Najprężniej organizującą się branżą jest branża tytoniowa, skupiająca ponad 13 tysięcy plantatorów. Szybki rozwój grup odnotowują także hodowcy trzody chlewnej, producenci mleka, zbóż i roślin oleistych.
- Nie ma na wsi nic lepszego na wsi, niż dobry przykład, te dobre przykłądy promieniują - mówi Jerzy Chróścikowski - przewodniczący senackiej komisji rolnictwa.
Mimo podatkowych ułatwień wielu rolników wciąż narzeka na zbyt skomplikowane przepisy prawne, z którymi mają do czynienia po raz pierwszy.

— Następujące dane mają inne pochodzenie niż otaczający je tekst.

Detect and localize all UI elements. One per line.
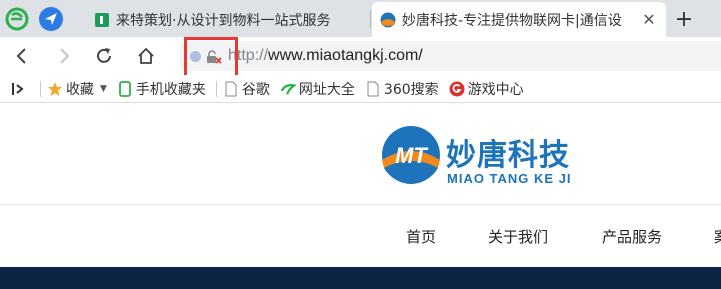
tab-miaotang[interactable]: 妙唐科技-专注提供物联网卡|通信设 ✕ <box>372 2 666 37</box>
bookmark-label: 游戏中心 <box>467 81 524 98</box>
hao-icon <box>280 81 296 97</box>
menu-item-products[interactable]: 产品服务 <box>602 226 662 247</box>
phone-icon <box>117 80 133 97</box>
bookmark-label: 360搜索 <box>383 81 439 98</box>
security-indicator-highlight <box>184 37 238 79</box>
bookmark-mobile[interactable]: 手机收藏夹 <box>117 79 206 99</box>
bookmark-label: 收藏 <box>66 81 94 98</box>
reload-icon[interactable] <box>90 42 118 70</box>
bookmark-label: 网址大全 <box>298 81 355 98</box>
header-divider <box>0 204 721 205</box>
tab-separator <box>370 10 371 28</box>
close-tab-icon[interactable]: ✕ <box>640 10 658 29</box>
green-l-icon <box>94 12 110 28</box>
site-main-menu: 首页 关于我们 产品服务 案 <box>0 226 721 250</box>
game-icon <box>449 81 465 97</box>
bookmark-hao[interactable]: 网址大全 <box>280 79 355 99</box>
mt-logo-icon <box>380 12 396 28</box>
tab-title: 来特策划·从设计到物料一站式服务 <box>116 12 331 29</box>
browser-logo-icon[interactable] <box>2 4 32 34</box>
bookmark-label: 谷歌 <box>241 81 270 98</box>
forward-icon[interactable] <box>50 42 78 70</box>
menu-item-about[interactable]: 关于我们 <box>488 226 548 247</box>
logo-chinese-text: 妙唐科技 <box>446 138 570 173</box>
url-text: http://www.miaotangkj.com/ <box>228 47 423 65</box>
navigation-arrow-icon[interactable] <box>36 4 66 34</box>
bookmark-favorites[interactable]: 收藏 <box>47 79 94 99</box>
new-tab-icon[interactable]: + <box>670 4 698 34</box>
bookmark-360-search[interactable]: 360搜索 <box>365 79 439 99</box>
logo-english-text: MIAO TANG KE JI <box>447 171 572 186</box>
page-icon <box>223 81 239 97</box>
logo-mark-text: MT <box>395 143 428 168</box>
mt-logo-icon: MT <box>380 124 442 186</box>
site-logo[interactable]: MT 妙唐科技 MIAO TANG KE JI <box>380 122 580 192</box>
bookmark-google[interactable]: 谷歌 <box>223 79 270 99</box>
favorites-dropdown-icon[interactable]: ▼ <box>100 84 107 94</box>
url-host: www.miaotangkj.com/ <box>268 47 423 64</box>
bookmarks-bar: 收藏 ▼ 手机收藏夹 谷歌 网址大全 360搜索 游戏中心 <box>0 75 721 103</box>
navigation-bar: http://www.miaotangkj.com/ <box>0 37 721 75</box>
bookmark-label: 手机收藏夹 <box>135 81 206 98</box>
sidebar-toggle-icon[interactable] <box>6 79 32 99</box>
back-icon[interactable] <box>8 42 36 70</box>
bookmark-separator <box>215 80 217 97</box>
bookmark-separator <box>40 80 41 97</box>
hero-banner <box>0 267 721 289</box>
star-icon <box>47 81 63 97</box>
bookmark-game-center[interactable]: 游戏中心 <box>449 79 524 99</box>
menu-item-home[interactable]: 首页 <box>406 226 436 247</box>
menu-item-cases[interactable]: 案 <box>714 226 721 247</box>
tab-strip: 来特策划·从设计到物料一站式服务 妙唐科技-专注提供物联网卡|通信设 ✕ + <box>0 0 721 37</box>
home-icon[interactable] <box>132 42 160 70</box>
page-icon <box>365 81 381 97</box>
tab-title: 妙唐科技-专注提供物联网卡|通信设 <box>402 12 622 29</box>
tab-laite[interactable]: 来特策划·从设计到物料一站式服务 <box>86 2 368 37</box>
web-page: MT 妙唐科技 MIAO TANG KE JI 首页 关于我们 产品服务 案 <box>0 104 721 289</box>
address-bar[interactable]: http://www.miaotangkj.com/ <box>180 41 721 71</box>
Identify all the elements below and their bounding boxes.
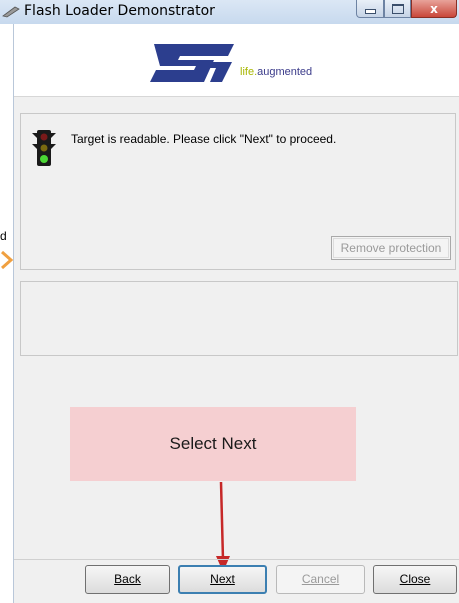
close-window-button[interactable]: x	[411, 0, 457, 18]
pointer-arrow-icon	[216, 482, 230, 572]
status-panel: Target is readable. Please click "Next" …	[20, 113, 456, 270]
tagline-augmented: augmented	[257, 66, 313, 78]
logo-banner: life.augmented	[14, 24, 459, 97]
button-separator	[14, 559, 459, 560]
next-button[interactable]: Next	[178, 565, 267, 594]
window-title: Flash Loader Demonstrator	[24, 3, 215, 19]
wizard-dialog: life.augmented Target is readable. Pleas…	[13, 24, 459, 603]
close-button[interactable]: Close	[373, 565, 457, 594]
title-bar: Flash Loader Demonstrator x	[0, 0, 459, 24]
log-panel	[20, 281, 458, 356]
app-icon	[2, 6, 20, 18]
minimize-button[interactable]	[356, 0, 384, 18]
maximize-button[interactable]	[384, 0, 411, 18]
tagline: life.augmented	[240, 66, 312, 78]
edge-annotation-text: d	[0, 229, 7, 243]
instruction-text: Select Next	[169, 434, 257, 453]
traffic-light-icon	[32, 130, 56, 166]
edge-arrow-icon	[1, 250, 14, 270]
cancel-button[interactable]: Cancel	[276, 565, 365, 594]
back-button[interactable]: Back	[85, 565, 170, 594]
tagline-life: life	[240, 66, 255, 78]
st-logo	[150, 44, 234, 82]
remove-protection-button[interactable]: Remove protection	[331, 236, 451, 260]
status-message: Target is readable. Please click "Next" …	[71, 132, 337, 146]
instruction-callout: Select Next	[70, 407, 356, 481]
close-icon: x	[430, 1, 438, 16]
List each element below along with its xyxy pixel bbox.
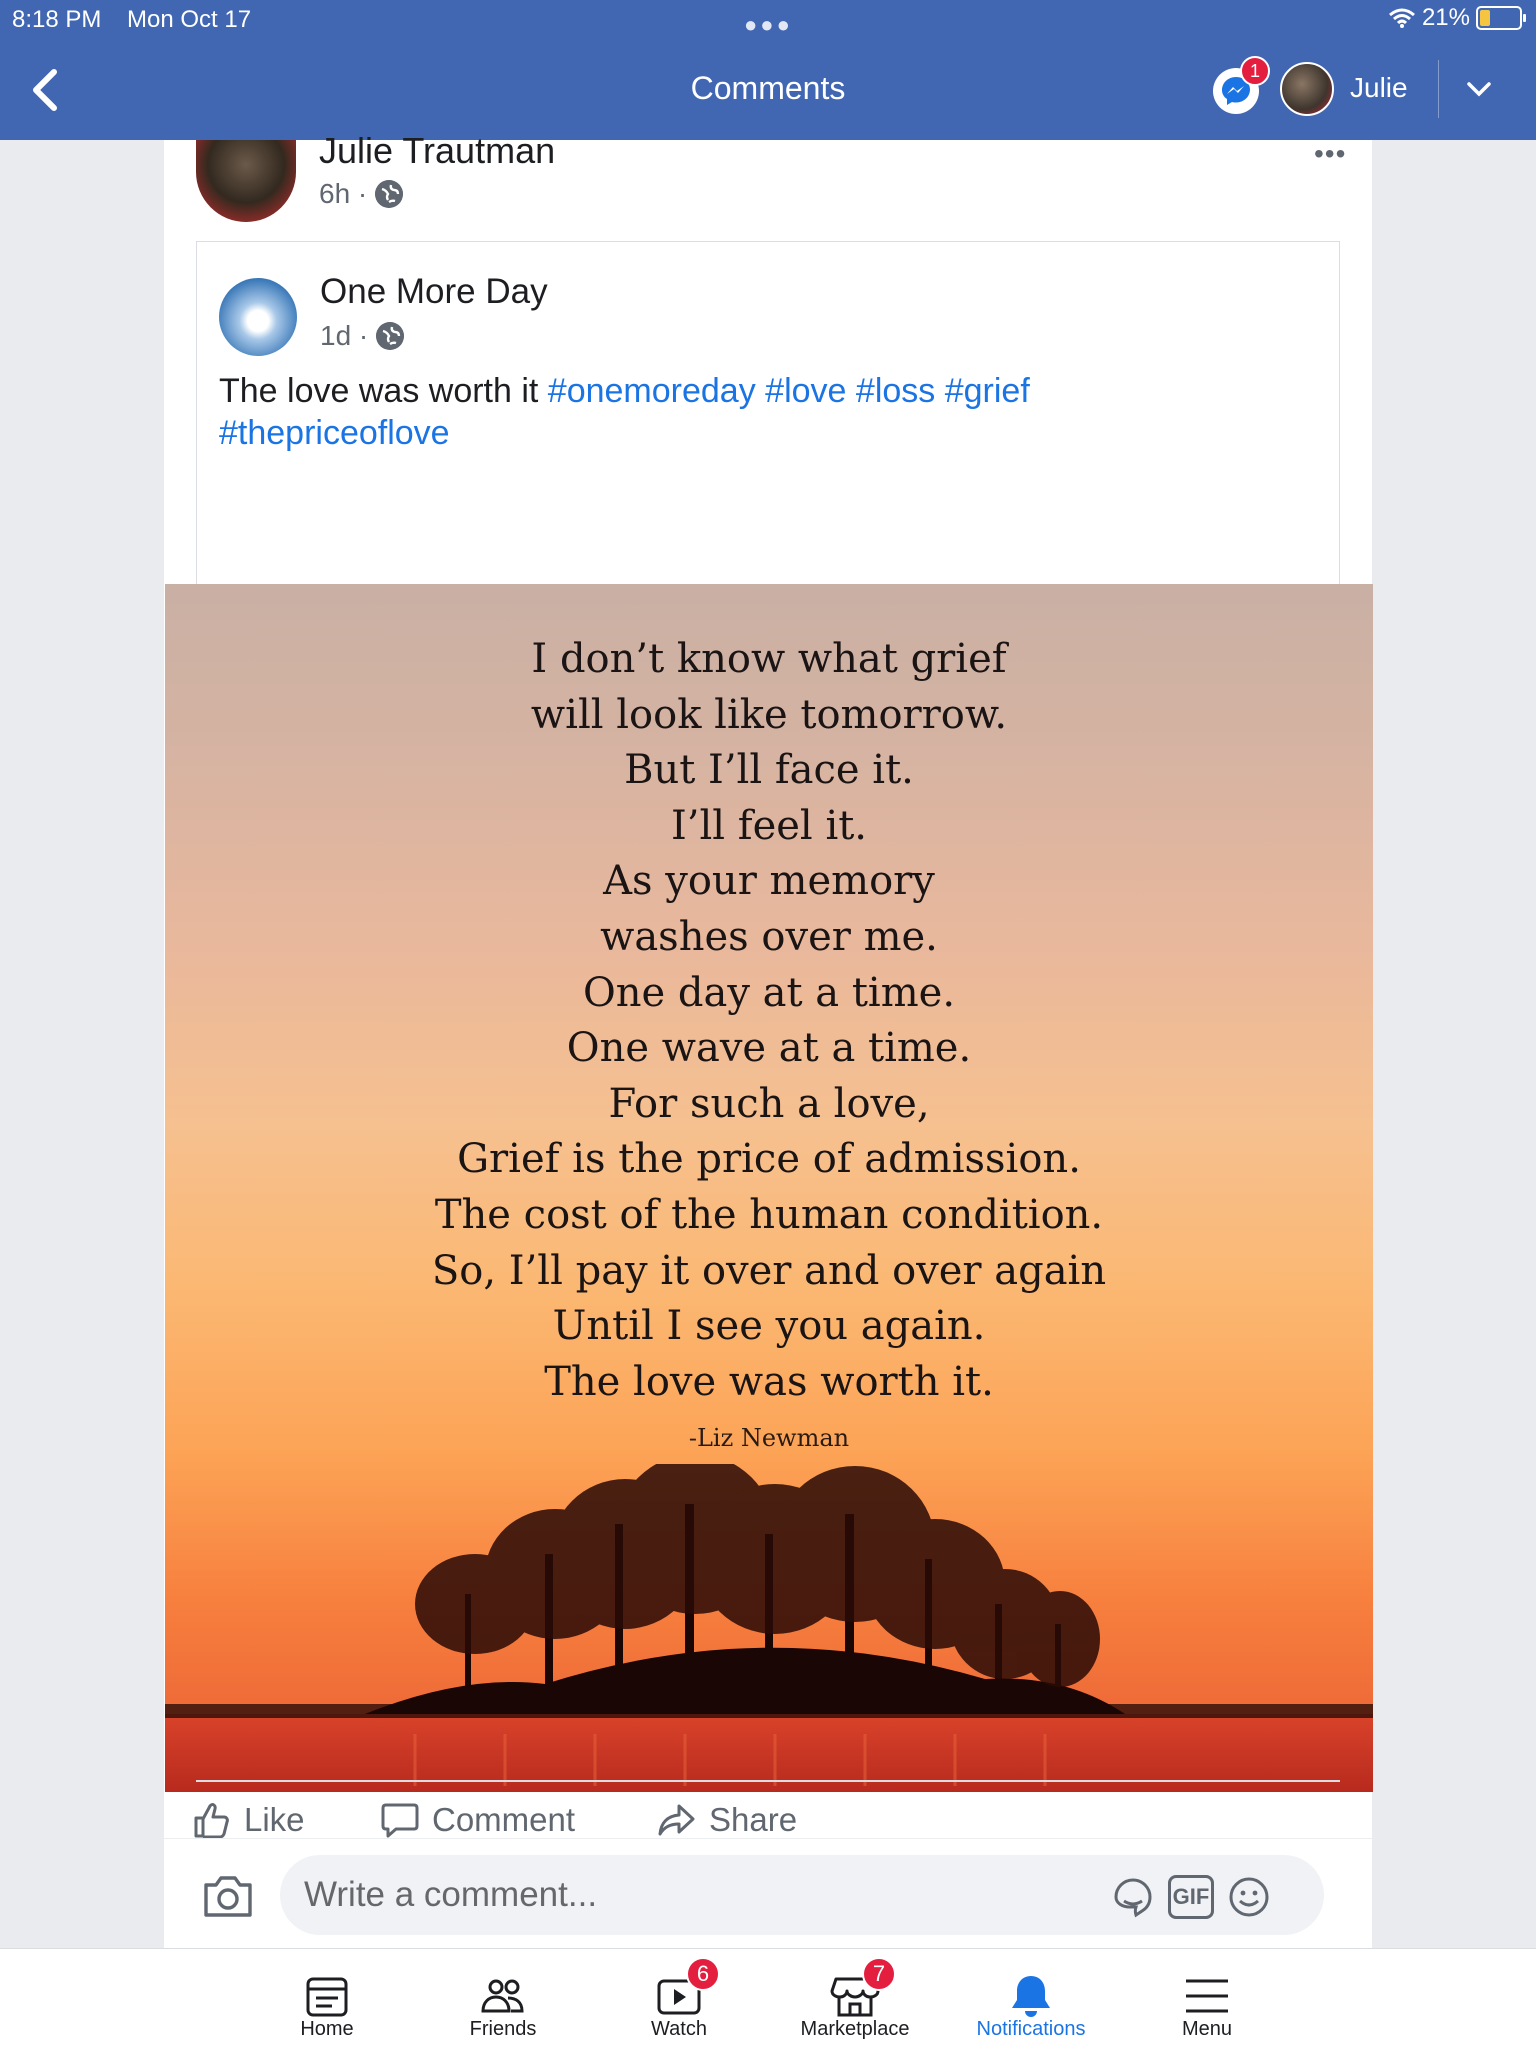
hashtag-link[interactable]: #grief (945, 372, 1030, 410)
tab-watch[interactable]: 6 Watch (604, 1957, 754, 2047)
globe-icon (376, 322, 405, 350)
post-meta: 6h · (319, 178, 404, 210)
tab-label: Friends (469, 2018, 537, 2040)
comment-bubble-icon (381, 1803, 419, 1838)
marketplace-badge: 7 (862, 1957, 896, 1991)
multitasking-dots-icon[interactable]: ●●● (744, 12, 793, 38)
quote-line: I’ll feel it. (670, 802, 868, 849)
chevron-down-icon[interactable] (1464, 74, 1494, 104)
bell-icon (1012, 1976, 1050, 2017)
comment-placeholder: Write a comment... (304, 1875, 598, 1914)
top-header: 8:18 PM Mon Oct 17 ●●● 21% Comments 1 Ju… (0, 0, 1536, 140)
quote-line: Until I see you again. (552, 1303, 986, 1350)
battery-percent: 21% (1421, 4, 1470, 31)
tab-label: Menu (1181, 2018, 1233, 2040)
gif-button[interactable]: GIF (1168, 1875, 1214, 1919)
quote-line: As your memory (603, 858, 935, 905)
thumbs-up-icon (194, 1803, 229, 1839)
bottom-tab-bar: Home Friends 6 Watch 7 Marketplace Notif… (0, 1948, 1536, 2048)
battery-icon (1476, 6, 1526, 30)
hashtag-link[interactable]: #thepriceoflove (219, 414, 450, 452)
post-card: Julie Trautman 6h · ••• One More Day 1d … (164, 130, 1373, 1948)
comment-input[interactable]: Write a comment... GIF (280, 1855, 1324, 1935)
home-icon (306, 1977, 348, 2017)
shared-post-meta: 1d · (320, 320, 405, 352)
quote-line: So, I’ll pay it over and over again (431, 1247, 1107, 1294)
comment-composer: Write a comment... GIF (164, 1838, 1372, 1948)
tab-home[interactable]: Home (252, 1957, 402, 2047)
tab-friends[interactable]: Friends (428, 1957, 578, 2047)
quote-line: But I’ll face it. (624, 747, 914, 794)
quote-line: One wave at a time. (566, 1025, 972, 1072)
author-name[interactable]: Julie Trautman (319, 130, 555, 172)
post-time: 6h · (319, 178, 368, 209)
messenger-badge: 1 (1240, 56, 1270, 86)
share-button[interactable]: Share (657, 1800, 797, 1840)
tab-notifications[interactable]: Notifications (956, 1957, 1106, 2047)
quote-line: The cost of the human condition. (434, 1191, 1104, 1238)
tab-menu[interactable]: Menu (1132, 1957, 1282, 2047)
status-date: Mon Oct 17 (127, 6, 252, 33)
hashtag-link[interactable]: #love (765, 372, 846, 410)
post-text: The love was worth it #onemoreday #love … (219, 370, 1319, 454)
quote-line: will look like tomorrow. (530, 691, 1008, 738)
tab-label: Home (300, 2018, 354, 2040)
quote-line: Grief is the price of admission. (457, 1136, 1081, 1183)
post-image[interactable]: I don’t know what grief will look like t… (165, 584, 1373, 1792)
avatar[interactable] (1280, 62, 1334, 116)
quote-line: I don’t know what grief (531, 636, 1007, 682)
quote-line: The love was worth it. (544, 1358, 994, 1405)
emoji-icon[interactable] (1226, 1875, 1272, 1919)
share-label: Share (709, 1801, 798, 1838)
header-divider (1438, 60, 1439, 118)
like-label: Like (244, 1801, 305, 1838)
quote-line: For such a love, (608, 1080, 930, 1127)
wifi-icon (1388, 8, 1415, 28)
tab-label: Notifications (976, 2018, 1086, 2040)
globe-icon (375, 180, 404, 208)
tab-marketplace[interactable]: 7 Marketplace (780, 1957, 930, 2047)
like-button[interactable]: Like (192, 1800, 305, 1840)
camera-icon[interactable] (202, 1873, 254, 1919)
menu-icon (1186, 1979, 1228, 2013)
friends-icon (481, 1979, 524, 2013)
quote-text: I don’t know what grief will look like t… (165, 632, 1373, 1410)
comment-button[interactable]: Comment (380, 1800, 575, 1840)
status-time: 8:18 PM (12, 6, 102, 33)
sticker-icon[interactable] (1110, 1875, 1156, 1919)
post-caption: The love was worth it (219, 372, 548, 410)
shared-post[interactable]: One More Day 1d · The love was worth it … (165, 241, 1373, 1792)
shared-post-time: 1d · (320, 320, 369, 351)
tab-label: Marketplace (800, 2018, 910, 2040)
quote-attribution: -Liz Newman (688, 1424, 850, 1452)
hashtag-link[interactable]: #onemoreday (548, 372, 756, 410)
hashtag-link[interactable]: #loss (856, 372, 935, 410)
action-divider (196, 1780, 1340, 1782)
tree-silhouette-image (165, 1464, 1373, 1792)
comment-label: Comment (432, 1801, 576, 1838)
page-name[interactable]: One More Day (320, 272, 548, 312)
status-indicators: 21% (1388, 4, 1526, 32)
tab-label: Watch (651, 2018, 707, 2040)
share-arrow-icon (658, 1804, 695, 1836)
quote-line: washes over me. (600, 913, 938, 960)
user-name[interactable]: Julie (1350, 72, 1408, 104)
author-avatar[interactable] (196, 140, 296, 222)
page-avatar[interactable] (219, 278, 297, 356)
watch-badge: 6 (686, 1957, 720, 1991)
more-options-icon[interactable]: ••• (1314, 138, 1346, 170)
quote-line: One day at a time. (582, 969, 956, 1016)
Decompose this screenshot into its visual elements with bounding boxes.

Jerzy Sterczewski grupa producentów bydła mięsnego: - Musieliśmy przejść przez wszystkie procedury, jakie przechodzi firma jako Spółka z o.o. – spełnić wymagania Krajowego Rejestru Sądowego i Urzędu Skarbowego...
Rozwiązaniem byłoby stworzenie odpowiedniej bazy doradców. Z ich doświadczenia mogliby korzystać rolnicy myślący o zrzeszaniu się. Póki co doradców brak, a na usługi nielicznych, sporej części rolników po prostu nie stać.
Witold Boguta Krajowa Rada Spółdzielcza – Jest ten moment, kiedy rolnicy podejmują decyzję i się organizują. I tu wsparcia finansowego nie ma. Jeżeli nie będzie wsparcia doradczego a pieniądze chociażby z PROW-u, no to rolnikom będzie się znacznie trudniej organizować.
W piersi biją się też sami rolnicy, wśród których wciąż panuję nieufność do tej formy działalności. - No u nas jeszcze w mentalności jest u rolników takie nie do końca pokazywanie jaki ja mam obrót, jakie mam przychody – a tego w grupie uniknąć się nie da - mówi Jerzy Sterczewski
Z danym Ministerstwa Rolnictwa wynika, że najwięcej grup powstaje w Wielkopolsce, Kujawsko-Pomorskiem i Dolnośląskiem.